The demographic shift towards an aging population and the subsequent rise in retirement age are driving the upward trend of doctors in older age brackets. The prevalence of comorbidity and cognitive decline among this demographic calls for effective strategies to minimize the risk of geriatric conditions as well as maintain required professional competence.

Semashko National Research Institute of Public Health has introduced a comprehensive technology that helps prolong the medical practice for older doctors. Its main goal is to optimize their work and stimulate their professional competence. Implementation plan is provided.

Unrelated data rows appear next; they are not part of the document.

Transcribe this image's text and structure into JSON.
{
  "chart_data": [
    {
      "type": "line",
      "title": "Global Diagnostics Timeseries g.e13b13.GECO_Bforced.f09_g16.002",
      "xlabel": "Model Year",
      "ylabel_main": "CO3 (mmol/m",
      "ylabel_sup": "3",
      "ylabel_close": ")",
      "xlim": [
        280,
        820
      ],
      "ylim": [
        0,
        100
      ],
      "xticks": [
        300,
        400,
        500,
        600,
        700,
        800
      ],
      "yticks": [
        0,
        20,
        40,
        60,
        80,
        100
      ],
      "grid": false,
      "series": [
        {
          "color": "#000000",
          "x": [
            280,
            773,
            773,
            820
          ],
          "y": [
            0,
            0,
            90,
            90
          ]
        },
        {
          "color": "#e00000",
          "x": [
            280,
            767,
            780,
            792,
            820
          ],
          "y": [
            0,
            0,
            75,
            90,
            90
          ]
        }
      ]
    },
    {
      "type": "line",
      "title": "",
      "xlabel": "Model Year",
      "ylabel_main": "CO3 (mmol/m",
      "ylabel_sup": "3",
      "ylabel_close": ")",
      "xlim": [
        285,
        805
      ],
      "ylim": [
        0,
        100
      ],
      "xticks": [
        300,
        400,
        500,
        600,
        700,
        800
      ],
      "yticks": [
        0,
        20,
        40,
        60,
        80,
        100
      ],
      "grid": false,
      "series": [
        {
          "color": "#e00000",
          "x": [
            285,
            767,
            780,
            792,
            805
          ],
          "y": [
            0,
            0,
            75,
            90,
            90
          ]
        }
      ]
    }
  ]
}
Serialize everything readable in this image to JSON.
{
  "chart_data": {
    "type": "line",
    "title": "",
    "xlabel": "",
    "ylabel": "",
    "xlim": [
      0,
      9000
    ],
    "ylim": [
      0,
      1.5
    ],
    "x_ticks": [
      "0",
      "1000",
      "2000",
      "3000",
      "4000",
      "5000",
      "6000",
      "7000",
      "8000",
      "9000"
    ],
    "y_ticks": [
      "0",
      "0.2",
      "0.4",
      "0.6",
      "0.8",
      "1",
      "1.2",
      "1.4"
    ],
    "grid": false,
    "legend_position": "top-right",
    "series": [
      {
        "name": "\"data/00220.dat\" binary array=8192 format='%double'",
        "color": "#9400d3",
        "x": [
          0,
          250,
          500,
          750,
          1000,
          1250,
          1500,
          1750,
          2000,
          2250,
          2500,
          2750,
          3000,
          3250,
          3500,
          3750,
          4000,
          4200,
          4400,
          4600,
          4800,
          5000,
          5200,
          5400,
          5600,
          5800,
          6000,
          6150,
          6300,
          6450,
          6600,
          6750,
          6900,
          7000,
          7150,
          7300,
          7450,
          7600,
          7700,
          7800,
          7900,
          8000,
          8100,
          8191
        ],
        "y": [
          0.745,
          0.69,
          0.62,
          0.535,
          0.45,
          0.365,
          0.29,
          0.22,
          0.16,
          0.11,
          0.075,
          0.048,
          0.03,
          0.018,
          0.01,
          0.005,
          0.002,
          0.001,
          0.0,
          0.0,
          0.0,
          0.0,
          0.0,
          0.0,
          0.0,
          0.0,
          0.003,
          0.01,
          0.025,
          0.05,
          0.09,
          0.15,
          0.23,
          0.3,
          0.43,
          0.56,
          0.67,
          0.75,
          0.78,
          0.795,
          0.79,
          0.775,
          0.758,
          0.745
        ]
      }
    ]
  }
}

The proportion of individuals affected by dementia worldwide currently stands at over one percent and is anticipated to double within the next 20 years. Meanwhile, the accuracy of diagnosing the prevalent type of dementia, Alzheimer's disease, remains below 10%. The absence of uniform diagnostic criteria for each type of dementia is a major factor contributing to misdiagnosis. Poor detection results, coupled with the lack of profound treatment methods, places dementia among the main threats to public health. The research team from Semashko National Research Institute successfully structured and digitized diagnostic criteria for the main forms of dementia, resulting in the creation of MIS "Dementia" basing on the 1C web platform (MIS — certificate No. 2022664724 dated July 22, 2022), intended for diagnosis, out-of-office monitoring and treatment of 44 forms diseases. After the clinical trials are finished and the MIS is approved, it will be implemented in the organization of memory impairment clinics.